We evaluated the delights and pain points and incorporated those findings into our recommendations for Ava.
The research produced dozens of findings, many of which were new to the Dell team.
We discovered how participants doubted the competence and credibility of Ava (and chatbots in general). Participants criticized Ava for being unable to distinguish between high-priority and low-priority needs, and questioned Ava's interest between helping the customer and making a profit for Dell.
It’s not allowing me to put in things I think are important to me...I can answer her questions but it doesn’t let me prioritize the things I want.
You obviously are trying to sell me something. Are you really telling me the best thing for me, or is this a machine that Dell will make the most money on if I buy it?
Participants experienced similar issues with the HP Virtual Assistant as well, but less severe. This could be because tech support's criteria for success and failure may be more objective. The solution either works or does not work. On the other hand, Dell's chatbot is designed to support customers with shopping, which means it must make more subjective judgments. This is challenging for Ava.
Additionally, participants often reported that Ava's chat box obstructed the view of the web page. At times when Ava would automatically redirect participants to a new web page, they were unsure whether to continue chatting with Ava or begin interacting with the main web page.
I'm confused. Which one should I interact with, the website or the chatbox?

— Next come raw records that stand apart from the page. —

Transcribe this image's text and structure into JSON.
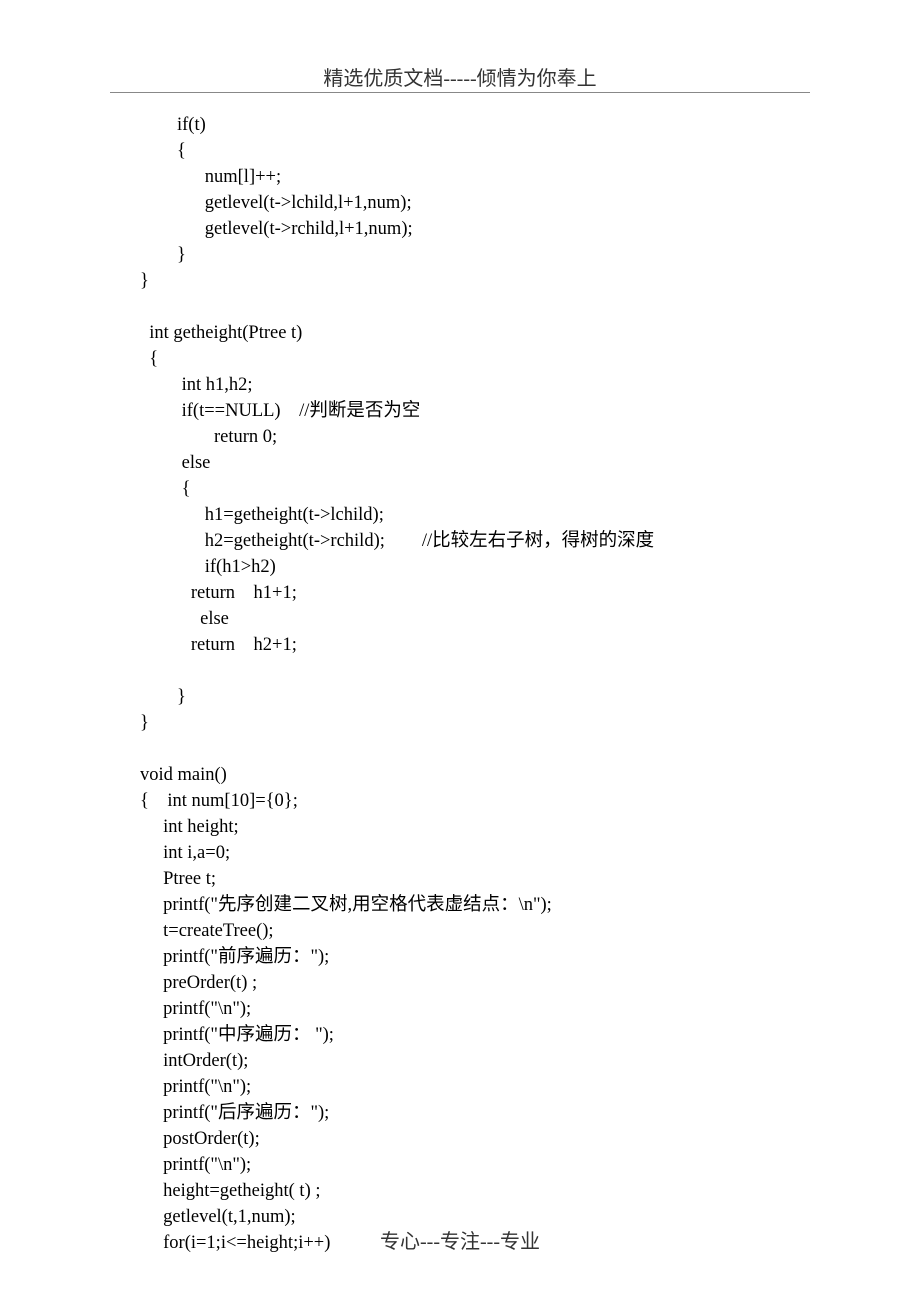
{
  "header": {
    "text": "精选优质文档-----倾情为你奉上"
  },
  "footer": {
    "text": "专心---专注---专业"
  },
  "code": {
    "lines": [
      "        if(t)",
      "        {",
      "              num[l]++;",
      "              getlevel(t->lchild,l+1,num);",
      "              getlevel(t->rchild,l+1,num);",
      "        }",
      "}",
      "",
      "  int getheight(Ptree t)",
      "  {",
      "         int h1,h2;",
      "         if(t==NULL)    //判断是否为空",
      "                return 0;",
      "         else",
      "         {",
      "              h1=getheight(t->lchild);",
      "              h2=getheight(t->rchild);        //比较左右子树，得树的深度",
      "              if(h1>h2)",
      "           return    h1+1;",
      "             else",
      "           return    h2+1;",
      "",
      "        }",
      "}",
      "",
      "void main()",
      "{    int num[10]={0};",
      "     int height;",
      "     int i,a=0;",
      "     Ptree t;",
      "     printf(\"先序创建二叉树,用空格代表虚结点：\\n\");",
      "     t=createTree();",
      "     printf(\"前序遍历：\");",
      "     preOrder(t) ;",
      "     printf(\"\\n\");",
      "     printf(\"中序遍历： \");",
      "     intOrder(t);",
      "     printf(\"\\n\");",
      "     printf(\"后序遍历：\");",
      "     postOrder(t);",
      "     printf(\"\\n\");",
      "     height=getheight( t) ;",
      "     getlevel(t,1,num);",
      "     for(i=1;i<=height;i++)"
    ]
  }
}
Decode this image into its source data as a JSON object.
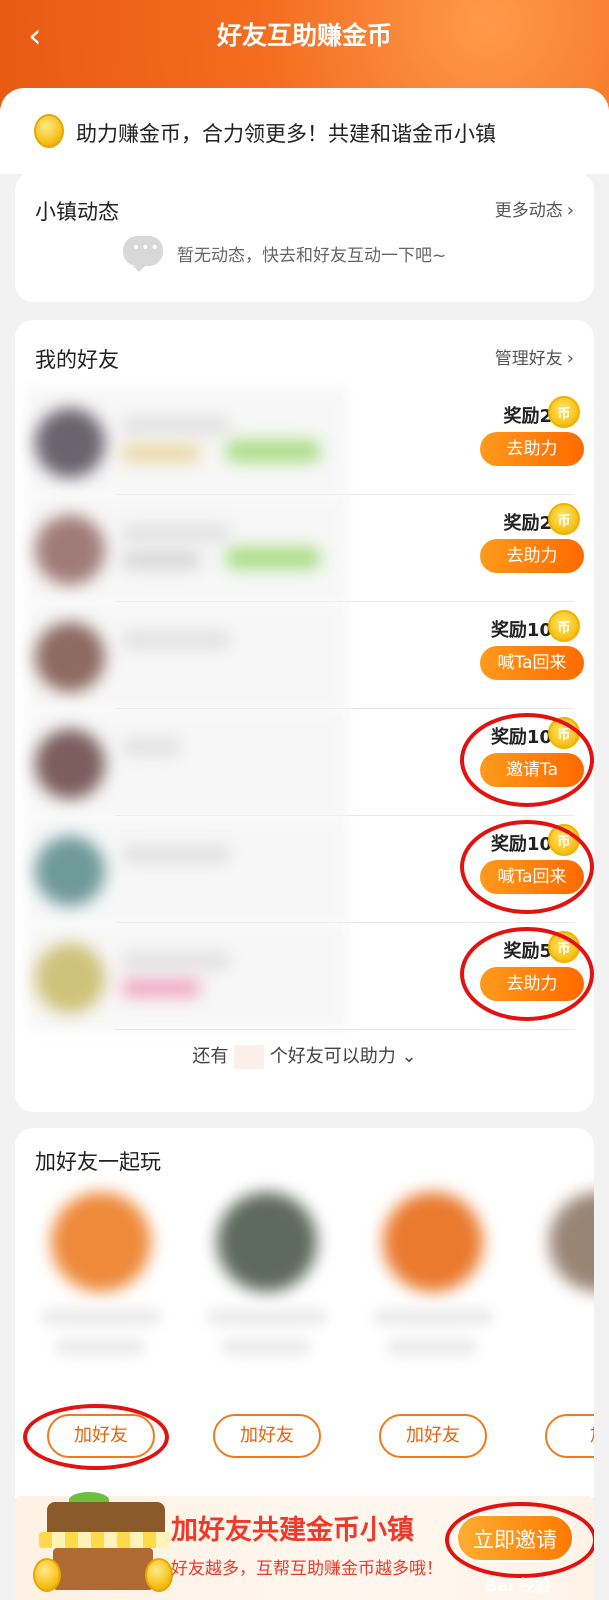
{
  "header": {
    "back_icon": "‹",
    "title": "好友互助赚金币"
  },
  "slogan": {
    "text": "助力赚金币，合力领更多！共建和谐金币小镇"
  },
  "activity": {
    "title": "小镇动态",
    "more_label": "更多动态",
    "chevron": "›",
    "empty_text": "暂无动态，快去和好友互动一下吧~"
  },
  "friends": {
    "title": "我的好友",
    "manage_label": "管理好友",
    "chevron": "›",
    "rows": [
      {
        "reward": "奖励2",
        "action": "去助力"
      },
      {
        "reward": "奖励2",
        "action": "去助力"
      },
      {
        "reward": "奖励10",
        "action": "喊Ta回来"
      },
      {
        "reward": "奖励10",
        "action": "邀请Ta"
      },
      {
        "reward": "奖励10",
        "action": "喊Ta回来"
      },
      {
        "reward": "奖励5",
        "action": "去助力"
      }
    ],
    "more_prefix": "还有",
    "more_suffix": "个好友可以助力",
    "more_chevron": "⌄"
  },
  "play": {
    "title": "加好友一起玩",
    "add_label": "加好友",
    "add_partial": "加"
  },
  "banner": {
    "title": "加好友共建金币小镇",
    "subtitle": "好友越多，互帮互助赚金币越多哦！",
    "invite_label": "立即邀请",
    "watermark": "Bai 经验"
  },
  "colors": {
    "header_orange": "#f46d20",
    "button_orange": "#ff7a00",
    "annotation_red": "#e41111",
    "banner_red": "#f0392a"
  }
}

We recommend considering the following in the next iteration of Ava:
Enable Ava to address a wider spectrum of shopping needs and distinguish between “must-haves” and “nice-to-haves”
Demonstrate better credibility by referring to reviews and making explicit statements that show how Ava’s recommended product meets the customers' needs
Provide additional affordances to improve the interactions as users switch between chatting with Ava and navigating the Dell web page
No compensation or incentives to provide for our participants for completing the study
Technical issues encountered during the remote usability studies
Comparison study between Dell and HP chat features operate differently
What I learned
I learned to be scrappy and to hustle when recruiting for participants. I got comfortable reaching out to people in the community.

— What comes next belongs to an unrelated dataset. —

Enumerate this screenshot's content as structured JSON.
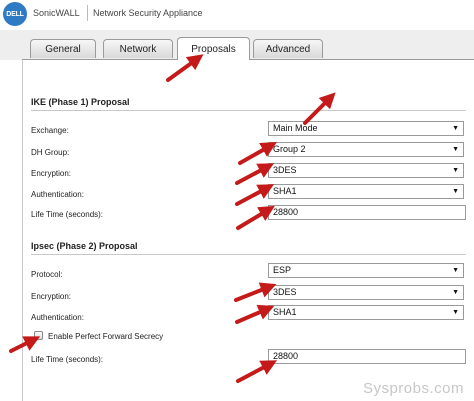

I learned to build a rapport with participants when conducting user studies remotely. It was helpful to start the conversation by learning more about their backgrounds in advance, such as their experiences with chatbots.
What I would do differently
More pre-test/screening items. Particularly around what products participants use currently (Dell, HP, Apple etc) to help check if participants have a biased toward a brand.
Re-think the HP task since it may have been too straightforward. An “easier” task may run the risk of providing an easier or better experience.
Recruit more and other participants. It would be interesting to test beyond IT business users, and get the opinions of a diverse group.